Electronic Thesis and Dissertation Repository

Degree

Doctor of Philosophy

Program

Microbiology and Immunology

Supervisor

Dr. James Koropatnick

Abstract

Genomic instability and a high mutation rate lead to heterogeneity in human tumors. Mathematical modelling predicts that these characteristics promote acquired resistance to cytotoxic and targeted therapies, by increasing the likelihood that resistant subpopulations exist at the start of treatment (and promoting the accumulation of de novo resistance mutations during treatment). As a result, genome plasticity promotes increased fitness on the population level, but individual tumor cells must nonetheless maintain a level of DNA integrity that allows for continued survival, particularly in the context of DNA-damaging therapy (which DNA repair counteracts). Thus, DNA repair proteins are a source of innate resistance to many common anti-cancer drugs, and represent intriguing targets for therapeutic attack.

One way to forestall treatment resistance is to sensitize tumor cells to DNA-damaging therapy by inhibiting DNA repair and decreasing survival following drug treatment. I developed the concept of complementary lethality’, defined as “potentiation of drug therapy by the inhibition of DNA repair factors responsible for resistance to that specific drug”. BRCA2 is involved in homologous recombination repair (HRR) of double stranded breaks (DSBs) in DNA, and mutations in the BRCA2 gene predispose to various cancers. However, patients with BRCA2-mutated tumors respond more favourably to therapy. I found that inhibition of BRCA2 with siRNA sensitized tumor cells to DNA-damaging drugs and thus overcame innate resistance to their action. Combined inhibition of BRCA2 and thymidylate synthase (TS), the enzyme responsible for de novo synthesis of thymidylate (and the source of innate resistance to several treatments), rendered tumor cells responsive to a broader range of drugs and created a state of multi-drug sensitivity.

Based on these results, I created a novel BRCA2-targeting antisense oligodeoxynucleotide (ASO) and tested it in the context of cisplatin treatment. ASOs exhibit several advantages over siRNAs in vivo, and some ASO-based drugs have been approved by the FDA. I found that BRCA2 downregulation (with the BRCA2 ASO) enhanced the ability of cisplatin (a cytotoxic, DNA-damaging drug) to control tumor cell proliferation in vitro and metastasis in vivo, and also induced alterations in cellular metabolism.

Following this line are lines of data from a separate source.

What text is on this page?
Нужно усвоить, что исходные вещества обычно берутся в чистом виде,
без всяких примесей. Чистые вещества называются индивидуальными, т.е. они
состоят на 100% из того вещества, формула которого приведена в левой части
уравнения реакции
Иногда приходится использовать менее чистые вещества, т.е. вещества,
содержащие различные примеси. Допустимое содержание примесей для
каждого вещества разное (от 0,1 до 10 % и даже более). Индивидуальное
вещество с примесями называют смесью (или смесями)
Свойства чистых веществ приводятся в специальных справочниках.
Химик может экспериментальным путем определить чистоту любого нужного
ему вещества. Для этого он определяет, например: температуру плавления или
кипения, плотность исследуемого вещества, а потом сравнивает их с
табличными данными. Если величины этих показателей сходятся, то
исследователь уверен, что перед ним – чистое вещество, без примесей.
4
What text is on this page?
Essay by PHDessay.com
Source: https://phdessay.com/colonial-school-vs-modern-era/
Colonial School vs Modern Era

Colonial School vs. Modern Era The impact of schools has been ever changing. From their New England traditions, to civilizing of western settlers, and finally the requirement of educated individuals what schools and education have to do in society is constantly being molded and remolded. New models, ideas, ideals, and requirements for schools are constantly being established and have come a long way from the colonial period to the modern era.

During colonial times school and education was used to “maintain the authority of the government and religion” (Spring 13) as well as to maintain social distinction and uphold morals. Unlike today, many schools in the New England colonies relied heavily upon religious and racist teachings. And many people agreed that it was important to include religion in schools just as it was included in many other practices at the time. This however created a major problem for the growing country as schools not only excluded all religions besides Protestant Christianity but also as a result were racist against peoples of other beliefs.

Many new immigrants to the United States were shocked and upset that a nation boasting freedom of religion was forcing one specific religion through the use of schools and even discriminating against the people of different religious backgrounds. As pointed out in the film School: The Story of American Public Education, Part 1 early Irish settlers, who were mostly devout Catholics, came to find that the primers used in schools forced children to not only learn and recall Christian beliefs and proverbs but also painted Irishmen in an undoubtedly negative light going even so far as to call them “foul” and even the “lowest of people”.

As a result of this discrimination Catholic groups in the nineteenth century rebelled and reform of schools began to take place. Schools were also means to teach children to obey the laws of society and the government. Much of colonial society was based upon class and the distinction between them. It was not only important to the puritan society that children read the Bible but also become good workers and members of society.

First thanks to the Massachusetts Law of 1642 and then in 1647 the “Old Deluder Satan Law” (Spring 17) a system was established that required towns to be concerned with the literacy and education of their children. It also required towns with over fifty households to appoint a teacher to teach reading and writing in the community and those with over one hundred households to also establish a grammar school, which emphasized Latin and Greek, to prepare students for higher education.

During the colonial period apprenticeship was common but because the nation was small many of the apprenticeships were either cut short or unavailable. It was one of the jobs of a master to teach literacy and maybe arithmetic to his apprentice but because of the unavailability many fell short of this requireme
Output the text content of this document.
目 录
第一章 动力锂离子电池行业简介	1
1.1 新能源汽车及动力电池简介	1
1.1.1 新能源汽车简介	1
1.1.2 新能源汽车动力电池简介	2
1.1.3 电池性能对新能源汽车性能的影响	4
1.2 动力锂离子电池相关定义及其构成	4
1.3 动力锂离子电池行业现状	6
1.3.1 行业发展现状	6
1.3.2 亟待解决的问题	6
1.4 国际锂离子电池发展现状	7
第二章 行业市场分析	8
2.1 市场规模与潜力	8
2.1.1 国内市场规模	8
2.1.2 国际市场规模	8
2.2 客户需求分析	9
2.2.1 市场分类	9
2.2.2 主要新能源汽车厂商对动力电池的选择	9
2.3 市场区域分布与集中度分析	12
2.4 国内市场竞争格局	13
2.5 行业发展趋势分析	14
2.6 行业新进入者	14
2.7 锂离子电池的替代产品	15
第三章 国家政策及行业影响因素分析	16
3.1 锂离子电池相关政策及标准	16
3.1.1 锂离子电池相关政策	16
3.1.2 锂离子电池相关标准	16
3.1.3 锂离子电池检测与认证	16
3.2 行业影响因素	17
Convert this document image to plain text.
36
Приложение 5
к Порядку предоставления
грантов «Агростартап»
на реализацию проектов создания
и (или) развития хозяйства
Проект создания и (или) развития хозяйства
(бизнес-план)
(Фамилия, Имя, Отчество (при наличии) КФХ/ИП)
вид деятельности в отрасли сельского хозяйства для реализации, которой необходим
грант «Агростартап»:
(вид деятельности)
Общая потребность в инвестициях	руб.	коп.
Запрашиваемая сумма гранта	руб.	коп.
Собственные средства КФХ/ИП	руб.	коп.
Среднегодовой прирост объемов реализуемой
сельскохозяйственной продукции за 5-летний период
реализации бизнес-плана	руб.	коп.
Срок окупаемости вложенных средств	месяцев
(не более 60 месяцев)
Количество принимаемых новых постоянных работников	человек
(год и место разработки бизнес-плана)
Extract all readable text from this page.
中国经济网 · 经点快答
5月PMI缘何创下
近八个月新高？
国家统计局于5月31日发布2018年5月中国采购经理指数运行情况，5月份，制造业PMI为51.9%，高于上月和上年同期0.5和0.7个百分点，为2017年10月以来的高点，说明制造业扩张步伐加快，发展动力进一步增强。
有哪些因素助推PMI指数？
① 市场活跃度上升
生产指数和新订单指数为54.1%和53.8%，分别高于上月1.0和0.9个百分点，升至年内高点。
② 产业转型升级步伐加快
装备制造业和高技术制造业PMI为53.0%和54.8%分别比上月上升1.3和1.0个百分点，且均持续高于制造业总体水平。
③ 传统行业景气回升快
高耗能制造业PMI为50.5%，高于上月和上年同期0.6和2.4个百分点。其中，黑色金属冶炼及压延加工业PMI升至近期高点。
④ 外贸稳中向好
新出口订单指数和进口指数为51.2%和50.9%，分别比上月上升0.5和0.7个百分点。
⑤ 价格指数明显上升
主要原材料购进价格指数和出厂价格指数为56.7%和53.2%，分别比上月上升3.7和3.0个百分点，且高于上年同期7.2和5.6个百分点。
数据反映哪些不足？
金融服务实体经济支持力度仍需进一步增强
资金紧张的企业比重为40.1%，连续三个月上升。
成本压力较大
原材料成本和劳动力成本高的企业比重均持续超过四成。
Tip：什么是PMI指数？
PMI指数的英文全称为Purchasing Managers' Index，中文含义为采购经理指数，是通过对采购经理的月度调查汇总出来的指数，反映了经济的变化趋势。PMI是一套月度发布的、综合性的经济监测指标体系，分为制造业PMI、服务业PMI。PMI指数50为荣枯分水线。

Further studies using the PARP-1 inhibitor olaparib, which is selectively lethal in cells with HRR deficiency, led me to formulate the concept of “reciprocal positive selection for weakness”: in a population heterogeneous for HRR-proficiency, olaparib selects for HRR-proficient cells, while BRCA2 inhibition selects for HRR-deficient cells. Each individual treatment thus selects for cells ‘weak’ to the other in a reciprocal manner, and combined inhibition of both targets should prevent selection-mediated escape. This is a strategy that aims to prevent acquired resistance in a heterogeneous tumor population by nullifying enrichment of specific cell subpopulations.

I found that BRCA2 inhibition can render HRR-positive cancer cells (with innate resistance to olaparib) sensitive to PARP inhibition. Furthermore, olaparib monotherapy in a primarily HRR-deficient mixed cell population (3:1 ratio of HRR-deficient:HRR-proficient cells) induced resistance to further olaparib treatment after just one dose. This parallels clinical reports which show that patients with BRCA2-mutated tumors can present with tumors harboring functional BRCA2 protein following olaparib therapy, presumably due to treatment-mediated selection of subclones present at the start of therapy. In my experiments, co-treatment of this same mixed population with BRCA2 ASO and olaparib prevented enrichment based on HRR-proficiency and eliminated the tumor cell population. In addition, treatment of ovarian tumor-bearing mice with BRCA2 siRNA and olaparib in vivo decreased both the number and weight of tumor nodules when compared with each treatment individually. These studies highlight the important role that DNA repair mediators such as BRCA2 play in innate and acquired resistance to treatment, and provide rationale for therapeutic targeting of DNA repair in human tumors.